The “Workaround”: class(.)[1]

So, some more experienced and careful programmers have been replacing class(x) by class(x)[1] (or class(x)[1L]) in such comparisons, e.g., in a good and widely lauded useR! 2018 talk.
In some cases, this is good enough, and it is also what R’s data.class(.) function does (among other), or the (user hidden) methods:::.class1(.).

However, programmeRs should be aware that this is just a workaround and leads to their working incorrectly in cases where typical S3 inheritance is used: In some situtation it is very natural to slightly modify or extend a function fitme() whose result is of class "fitme", typically by writing fitmeMore(), say, whose value would be of class c("fMore", "fitme") such that almost all “fitme” methods would continue to work, but the author of fitmeMore() would additionally provide a print() method, i.e., provide method function print.fMore().

But if other users work with class(.)[1] and have provided code for the case class(.)[1] == "fitme" that code would wrongly not apply to the new "fMore" objects.
The only correct solution is to work with inherits(., "fitme") as that would apply to all objects it should.

In a much depended on CRAN package, the following line (slightly obfuscated) which should efficiently determine list entries of a certain class

isC <- vapply(args, class, "") == "__my_class__"

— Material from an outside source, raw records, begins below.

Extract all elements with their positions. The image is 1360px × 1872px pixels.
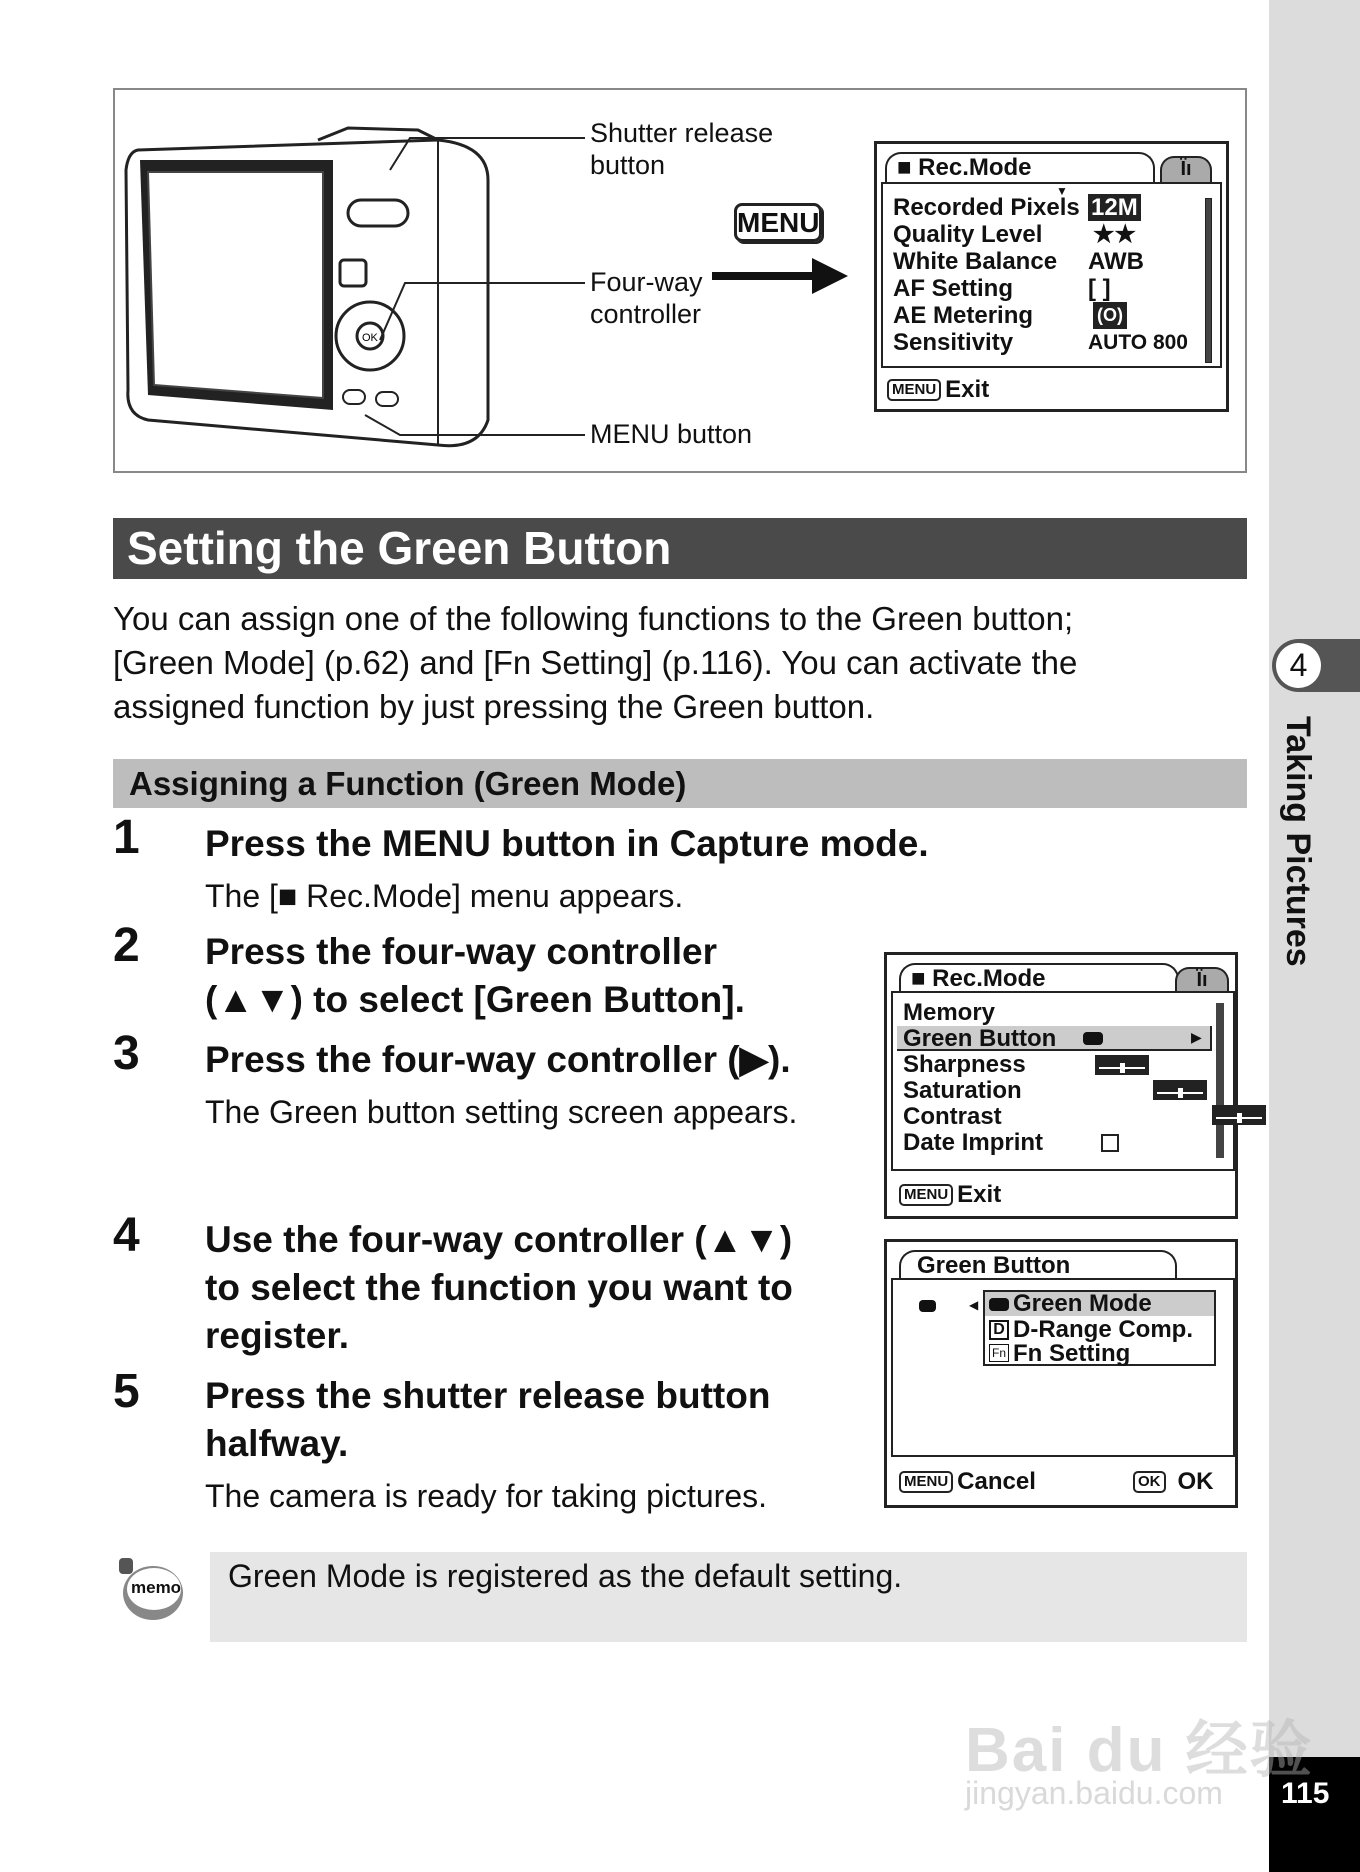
menu-item[interactable]: Memory — [903, 999, 996, 1026]
menu-item[interactable]: Contrast — [903, 1103, 1002, 1130]
step-text: Press the four-way controller (▶). — [205, 1039, 791, 1080]
menu-value: AUTO 800 — [1088, 331, 1188, 354]
cancel-label: Cancel — [957, 1468, 1036, 1495]
menu-value: ★★ — [1093, 221, 1137, 248]
arrow-right-icon: ▶ — [1191, 1029, 1202, 1045]
menu-value: (O) — [1093, 302, 1127, 329]
menu-item[interactable]: Recorded Pixels — [893, 194, 1080, 221]
intro-line: [Green Mode] (p.62) and [Fn Setting] (p.116). You can activate the — [113, 644, 1078, 681]
sharpness-slider-icon — [1095, 1055, 1149, 1075]
step-number: 2 — [113, 919, 140, 972]
green-button-icon — [919, 1300, 936, 1312]
cancel-button[interactable] — [899, 1468, 1036, 1496]
step-line: halfway. — [205, 1423, 349, 1464]
step-line: Press the four-way controller — [205, 931, 717, 972]
menu-item[interactable]: Sharpness — [903, 1051, 1026, 1078]
menu-item-selected[interactable]: Green Button — [903, 1025, 1057, 1052]
menu-value: [ ] — [1088, 275, 1111, 302]
svg-text:OK: OK — [362, 332, 378, 344]
rec-mode-screen-green — [884, 952, 1238, 1219]
tab-label: Rec.Mode — [918, 154, 1032, 181]
chapter-number: 4 — [1276, 643, 1321, 688]
green-button-icon — [1083, 1032, 1103, 1045]
setup-tab-icon: Ϊı — [1160, 156, 1212, 182]
step-line: register. — [205, 1315, 349, 1356]
option-item[interactable]: D-Range Comp. — [1013, 1316, 1193, 1343]
ok-key-icon: OK — [1133, 1471, 1166, 1493]
ok-button[interactable] — [1133, 1468, 1214, 1496]
fn-icon: Fn — [989, 1344, 1009, 1362]
step-text — [205, 1216, 793, 1360]
intro-line: You can assign one of the following functions to the Green button; — [113, 600, 1074, 637]
contrast-slider-icon — [1212, 1105, 1266, 1125]
step-text: Press the MENU button in Capture mode. — [205, 823, 929, 864]
setup-tab-icon: Ϊı — [1175, 967, 1229, 991]
menu-key-icon: MENU — [899, 1471, 953, 1493]
chapter-title: Taking Pictures — [1279, 716, 1317, 967]
scrollbar[interactable] — [1205, 198, 1212, 363]
exit-footer[interactable] — [887, 376, 989, 404]
step-text — [205, 1372, 770, 1468]
d-range-icon: D — [989, 1320, 1009, 1340]
footer-label: Exit — [945, 376, 990, 403]
arrow-right-icon — [712, 258, 852, 294]
shutter-label — [590, 117, 773, 181]
menu-item[interactable]: AE Metering — [893, 302, 1034, 329]
option-panel — [891, 1278, 1235, 1457]
footer-label: Exit — [957, 1181, 1002, 1208]
memo-icon-label: memo — [131, 1578, 182, 1597]
rec-mode-tab: ■ Rec.Mode — [885, 152, 1155, 182]
menu-value: 12M — [1088, 194, 1141, 221]
menu-key-icon: MENU — [887, 379, 941, 401]
menu-item[interactable]: White Balance — [893, 248, 1058, 275]
callout-lines — [360, 130, 600, 440]
page-number: 115 — [1269, 1757, 1360, 1872]
subheading: Assigning a Function (Green Mode) — [113, 759, 1247, 808]
menu-list: ▼ Recorded Pixels Quality Level White Balance AF Setting AE Metering Sensitivity 12M ★★ AWB [ ] (O) AUTO 800 — [881, 182, 1222, 368]
menu-item[interactable]: Saturation — [903, 1077, 1022, 1104]
intro-line: assigned function by just pressing the Green button. — [113, 688, 875, 725]
step-number: 4 — [113, 1209, 140, 1262]
step-text — [205, 928, 745, 1024]
step-line: (▲▼) to select [Green Button]. — [205, 979, 745, 1020]
menu-key-icon: MENU — [899, 1184, 953, 1206]
ok-label: OK — [1177, 1468, 1214, 1495]
rec-mode-screen — [874, 141, 1229, 412]
menu-item[interactable]: Quality Level — [893, 221, 1043, 248]
menu-item[interactable]: Date Imprint — [903, 1129, 1044, 1156]
step-result: The [■ Rec.Mode] menu appears. — [205, 878, 684, 914]
menu-item[interactable]: AF Setting — [893, 275, 1013, 302]
label-line: Shutter release — [590, 118, 774, 148]
green-button-tab: Green Button — [899, 1250, 1177, 1278]
green-button-screen — [884, 1239, 1238, 1508]
intro-paragraph — [113, 597, 1077, 729]
menu-item[interactable]: Sensitivity — [893, 329, 1014, 356]
step-line: Press the shutter release button — [205, 1375, 771, 1416]
step-number: 1 — [113, 811, 140, 864]
watermark-logo: Bai du 经验 — [965, 1716, 1314, 1785]
exit-footer[interactable] — [899, 1181, 1001, 1209]
memo-note: Green Mode is registered as the default setting. — [210, 1552, 1247, 1642]
rec-mode-tab: ■ Rec.Mode — [899, 963, 1179, 991]
tab-label: Rec.Mode — [932, 965, 1046, 992]
label-line: button — [590, 150, 666, 180]
scrollbar[interactable] — [1216, 1003, 1224, 1158]
menu-button-label: MENU button — [590, 419, 753, 449]
date-imprint-checkbox[interactable] — [1101, 1134, 1119, 1152]
memo-icon — [117, 1558, 185, 1622]
menu-key-icon: MENU — [734, 203, 822, 242]
page-title: Setting the Green Button — [113, 518, 1247, 579]
menu-list — [891, 991, 1235, 1171]
step-result: The camera is ready for taking pictures. — [205, 1478, 768, 1514]
arrow-left-icon: ◀ — [969, 1298, 979, 1312]
option-item[interactable]: Fn Setting — [1013, 1340, 1131, 1367]
label-line: Four-way — [590, 267, 703, 297]
step-result: The Green button setting screen appears. — [205, 1094, 798, 1130]
label-line: controller — [590, 299, 702, 329]
option-item-selected[interactable]: Green Mode — [1013, 1290, 1152, 1317]
watermark-url: jingyan.baidu.com — [965, 1775, 1223, 1811]
step-number: 5 — [113, 1365, 140, 1418]
step-number: 3 — [113, 1027, 140, 1080]
saturation-slider-icon — [1153, 1080, 1207, 1100]
green-mode-icon — [989, 1298, 1009, 1311]
four-way-label — [590, 266, 703, 330]
menu-value: AWB — [1088, 248, 1144, 275]
step-line: Use the four-way controller (▲▼) — [205, 1219, 793, 1260]
step-line: to select the function you want to — [205, 1267, 793, 1308]
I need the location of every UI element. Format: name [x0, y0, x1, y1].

was found (and notified to the package maintainer) to need correction to

isC <- vapply(args, inherits, TRUE, what = "__my_class__")

Summary:

Instead class(x) == "foo", you should use inherits(x, "foo")
    or maybe alternatively is(x, "foo")

Corollary:

switch(class(x)[1],
       "class_1" = { ..... },
       "class_2" = { ..... },
       .......,
       .......,
       "class_10" = { ..... },
       stop(" ... invalid class:", class(x)))

may look clean, but is is almost always not good enough, as it is (typically) wrong, e.g., when class(x) is c("class_7", "class_2").

References

  • R Core Team (2019). R Help pages:

  • Becker, R. A., Chambers, J. M. and Wilks, A. R. (1988) The New S Language (the blue book, introducing S version 2 (S2)); Wadsworth & Brooks/Cole.

  • Chambers, J. M. and Hastie, T. J. eds (1992) Statistical Models in S (the white book, introducing S version 3 (S3); Chapman & Hall, London.

  • Chambers, John M. (1998) Programming with Data (the green book, for S4 original); Springer.

  • Chambers, John M. (2008) Software for Data Analysis: Programming with R (S4 etc for R); Springer.